“La preghiera del cristiano”; è il tema della catechesi all’udienza generale di questa mattina, la seconda con cui il Papa desidera approfondire che cos’è la preghiera. E la costatazione iniziale di Papa Francesco è che l’atto del pregare “appartiene a tutti: agli uomini di ogni religione, e probabilmente anche a quelli che non ne professano alcuna”. E dice che essa “nasce nel segreto di noi stessi”, nel nostro cuore, parola che racchiude ogni nostra facoltà, emozione, intelligenza e anche il corpo. “È dunque tutto l’uomo che prega – osserva il Papa – se prega il suo “cuore”.
La preghiera è uno slancio, è un’invocazione che va oltre noi stessi: qualcosa che nasce nell’intimo della nostra persona e si protende, perché avverte la nostalgia di un incontro. E dobbiamo sottolineare questo: avverte la nostalgia di un incontro, quella nostalgia che è più di un bisogno, più di una necessità; è una strada, una nostalgia di un incontro. La preghiera è la voce di un “io” che brancola, che procede a tentoni, in cerca di un “Tu”. L’incontro tra l’“io” e il “Tu” non si può fare con le calcolatrici: è un incontro umano e si procede a tentoni, tante volte, per trovare il “Tu” che il mio “io” sta cercando … La preghiera del cristiano nasce invece da una rivelazione: il “Tu” non è rimasto avvolto nel mistero, ma è entrato in relazione con noi.
Il cristianesimo celebra continuamente la “manifestazione” di Dio, afferma ancora Francesco. Dio non rimane nascosto e rivela se stesso come ha fatto attraverso i Magi, nel battesimo sul Giordano, a Cana. E’ Gesù che rivela il Padre e la preghiera è entrare in relazione con un Dio “dal volto tenerissimo”.

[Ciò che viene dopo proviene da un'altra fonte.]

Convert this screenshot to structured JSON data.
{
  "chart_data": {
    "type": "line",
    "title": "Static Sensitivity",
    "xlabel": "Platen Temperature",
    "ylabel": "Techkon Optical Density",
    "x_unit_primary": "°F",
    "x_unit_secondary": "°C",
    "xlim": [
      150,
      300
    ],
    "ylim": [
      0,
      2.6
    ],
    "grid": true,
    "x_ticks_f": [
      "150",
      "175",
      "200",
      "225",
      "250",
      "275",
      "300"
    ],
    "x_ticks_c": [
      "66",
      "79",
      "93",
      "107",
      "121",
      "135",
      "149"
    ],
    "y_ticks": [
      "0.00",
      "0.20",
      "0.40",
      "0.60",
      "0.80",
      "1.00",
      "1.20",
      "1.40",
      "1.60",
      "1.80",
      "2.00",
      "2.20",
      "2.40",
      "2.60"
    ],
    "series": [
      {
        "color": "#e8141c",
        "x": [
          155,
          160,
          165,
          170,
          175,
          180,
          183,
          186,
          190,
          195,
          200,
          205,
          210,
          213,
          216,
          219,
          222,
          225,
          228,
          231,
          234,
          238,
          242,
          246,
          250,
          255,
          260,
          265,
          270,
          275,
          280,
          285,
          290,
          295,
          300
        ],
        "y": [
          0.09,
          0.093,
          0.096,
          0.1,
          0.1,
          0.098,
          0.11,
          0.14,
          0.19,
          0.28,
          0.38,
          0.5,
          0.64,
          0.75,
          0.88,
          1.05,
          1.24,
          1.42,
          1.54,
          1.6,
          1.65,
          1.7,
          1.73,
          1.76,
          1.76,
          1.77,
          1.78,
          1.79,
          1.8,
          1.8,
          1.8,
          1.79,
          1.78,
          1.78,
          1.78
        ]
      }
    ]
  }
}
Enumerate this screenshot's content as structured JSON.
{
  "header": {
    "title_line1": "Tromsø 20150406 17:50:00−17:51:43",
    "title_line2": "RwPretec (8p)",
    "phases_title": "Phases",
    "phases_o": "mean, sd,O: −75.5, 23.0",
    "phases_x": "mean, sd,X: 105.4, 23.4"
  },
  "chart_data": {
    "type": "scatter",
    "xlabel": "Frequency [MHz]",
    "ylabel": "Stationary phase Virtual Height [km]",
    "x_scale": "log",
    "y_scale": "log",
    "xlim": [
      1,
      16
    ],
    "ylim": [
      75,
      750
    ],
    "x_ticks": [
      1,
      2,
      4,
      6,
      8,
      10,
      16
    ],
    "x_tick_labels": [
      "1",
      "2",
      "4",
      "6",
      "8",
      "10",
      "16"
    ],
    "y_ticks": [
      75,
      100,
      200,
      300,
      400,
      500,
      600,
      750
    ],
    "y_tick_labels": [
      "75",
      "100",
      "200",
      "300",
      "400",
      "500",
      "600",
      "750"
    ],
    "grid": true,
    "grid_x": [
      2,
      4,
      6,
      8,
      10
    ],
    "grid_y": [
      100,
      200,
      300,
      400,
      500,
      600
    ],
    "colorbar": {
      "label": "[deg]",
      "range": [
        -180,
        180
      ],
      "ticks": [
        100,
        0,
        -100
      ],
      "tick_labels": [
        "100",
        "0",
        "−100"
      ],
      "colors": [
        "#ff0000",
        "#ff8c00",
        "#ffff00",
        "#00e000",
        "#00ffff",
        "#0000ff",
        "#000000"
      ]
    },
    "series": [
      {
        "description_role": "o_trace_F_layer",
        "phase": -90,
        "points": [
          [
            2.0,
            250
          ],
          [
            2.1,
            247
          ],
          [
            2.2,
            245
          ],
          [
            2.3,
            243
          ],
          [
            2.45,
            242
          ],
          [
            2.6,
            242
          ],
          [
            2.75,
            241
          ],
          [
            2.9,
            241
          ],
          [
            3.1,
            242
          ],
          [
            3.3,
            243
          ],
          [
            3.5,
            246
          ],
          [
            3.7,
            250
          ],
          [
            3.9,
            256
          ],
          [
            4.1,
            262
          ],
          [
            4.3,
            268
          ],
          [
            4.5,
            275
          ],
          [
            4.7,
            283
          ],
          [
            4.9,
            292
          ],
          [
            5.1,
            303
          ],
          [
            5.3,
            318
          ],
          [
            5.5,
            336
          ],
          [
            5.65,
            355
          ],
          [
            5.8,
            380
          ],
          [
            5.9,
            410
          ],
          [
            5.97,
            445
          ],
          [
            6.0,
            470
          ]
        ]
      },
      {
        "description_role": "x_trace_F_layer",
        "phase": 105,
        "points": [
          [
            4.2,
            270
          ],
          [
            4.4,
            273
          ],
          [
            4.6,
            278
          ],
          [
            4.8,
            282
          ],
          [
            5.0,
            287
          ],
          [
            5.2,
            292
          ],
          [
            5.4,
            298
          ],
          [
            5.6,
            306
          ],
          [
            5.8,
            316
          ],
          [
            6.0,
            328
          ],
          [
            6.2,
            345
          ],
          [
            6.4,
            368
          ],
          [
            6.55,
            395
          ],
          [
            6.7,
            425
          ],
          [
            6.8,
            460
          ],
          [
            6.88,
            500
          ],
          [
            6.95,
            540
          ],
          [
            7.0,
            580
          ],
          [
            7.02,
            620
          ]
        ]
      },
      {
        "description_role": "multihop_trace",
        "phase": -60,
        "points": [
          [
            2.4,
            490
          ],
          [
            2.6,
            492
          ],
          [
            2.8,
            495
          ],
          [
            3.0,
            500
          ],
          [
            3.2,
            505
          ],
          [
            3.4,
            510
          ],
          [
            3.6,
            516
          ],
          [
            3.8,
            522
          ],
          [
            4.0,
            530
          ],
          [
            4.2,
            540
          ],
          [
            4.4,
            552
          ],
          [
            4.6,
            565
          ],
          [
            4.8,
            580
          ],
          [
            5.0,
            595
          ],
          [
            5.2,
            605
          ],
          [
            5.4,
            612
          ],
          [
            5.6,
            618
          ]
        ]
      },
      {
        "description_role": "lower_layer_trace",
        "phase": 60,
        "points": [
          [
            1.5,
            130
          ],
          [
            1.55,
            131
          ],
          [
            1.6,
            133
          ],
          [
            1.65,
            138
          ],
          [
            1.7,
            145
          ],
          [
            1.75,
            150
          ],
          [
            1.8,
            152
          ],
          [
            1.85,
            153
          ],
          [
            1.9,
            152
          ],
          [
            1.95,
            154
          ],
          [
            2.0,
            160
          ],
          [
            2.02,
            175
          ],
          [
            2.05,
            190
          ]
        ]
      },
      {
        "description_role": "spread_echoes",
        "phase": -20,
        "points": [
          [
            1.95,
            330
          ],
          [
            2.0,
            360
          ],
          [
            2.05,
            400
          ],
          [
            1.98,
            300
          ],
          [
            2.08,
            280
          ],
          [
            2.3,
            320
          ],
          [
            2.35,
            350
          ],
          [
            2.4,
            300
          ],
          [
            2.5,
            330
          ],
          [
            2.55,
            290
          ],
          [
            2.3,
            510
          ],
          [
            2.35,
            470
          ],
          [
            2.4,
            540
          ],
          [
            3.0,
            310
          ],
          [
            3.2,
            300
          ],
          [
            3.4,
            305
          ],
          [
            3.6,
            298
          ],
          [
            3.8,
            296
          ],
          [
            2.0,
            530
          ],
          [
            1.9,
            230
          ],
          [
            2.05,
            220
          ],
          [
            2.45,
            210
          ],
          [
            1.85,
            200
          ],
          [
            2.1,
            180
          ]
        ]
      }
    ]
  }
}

Questa è la prima caratteristica della preghiera cristiana. Se gli uomini erano da sempre abituati ad avvicinarsi a Dio un po’ intimiditi, un po’ spaventati da questo mistero affascinante e tremendo, se si erano abituati a venerarlo con un atteggiamento servile, simile a quello di un suddito che non vuole mancare di rispetto al suo signore, i cristiani si rivolgono invece a Lui osando chiamarlo in modo confidente con il nome di “Padre”. Anzi Gesù usa l’altra parola: papà.
Nel cristianesimo, prosegue il Papa, non c’è più posto per parole come “sudditanza”, “schiavitù” o “vassallaggio”. Al loro posto ci sono “alleanza”, “amicizia”, ” promessa”, “comunione”, “vicinanza”. Gesù rivolgendosi ai suoi discepoli aveva detto: “Non vi chiamo più servi, ma vi ho chiamati amici” e qualunque cosa si chiederà al Padre nel suo nome, Egli la concederà. “Ma questa è una banconota in bianco”, commenta Francesco, “facciamo la prova”. E prosegue:
Dio è l’amico, l’alleato, lo sposo. Nella preghiera si può stabilire un rapporto di confidenza con Lui, tant’è vero che nel “Padre nostro” Gesù ci ha insegnato a rivolgergli una serie di domande. A Dio possiamo chiedere tutto, tutto, spiegare tutto, raccontare tutto. Non importa se nella relazione con Dio ci sentiamo in difetto: non siamo bravi amici, non siamo figli riconoscenti, non siamo sposi fedeli. Egli continua a volerci bene.
Dio ci è sempre vicino, sottolinea ancora il Papa, sta alla porta del nostro cuore e aspetta che gli apriamo, a volte bussa, ma lo fa con pazienza, senza forzare, con tanto amore. Quella di Dio “è la pazienza di un papà, di uno che ci ama tanto. Anche, io direi, è la pazienza di un papà e di una mamma, tutto insieme”.
In Gesù, Dio ha continuato a volerci bene fino alla Croce, ricorda il Papa, perché “Dio è alleato fedele”, anche se gli uomini smettono di amare, Lui continua a farlo. Papa Francesco conclude la sua riflessione invitando tutti “a mettersi nella preghiera tra le braccia misericordiose di Dio”.
E a ripetere a Dio, nello stupore della preghiera: possibile che Tu conosci solo amore? Lui non conosce l’odio. Lui è odiato, ma non conosce l’odio. Conosce solo amore. Questo è il Dio al quale preghiamo. Questo è il nucleo incandescente di ogni preghiera cristiana. Il Dio di amore, il nostro Padre che ci aspetta e ci accompagna.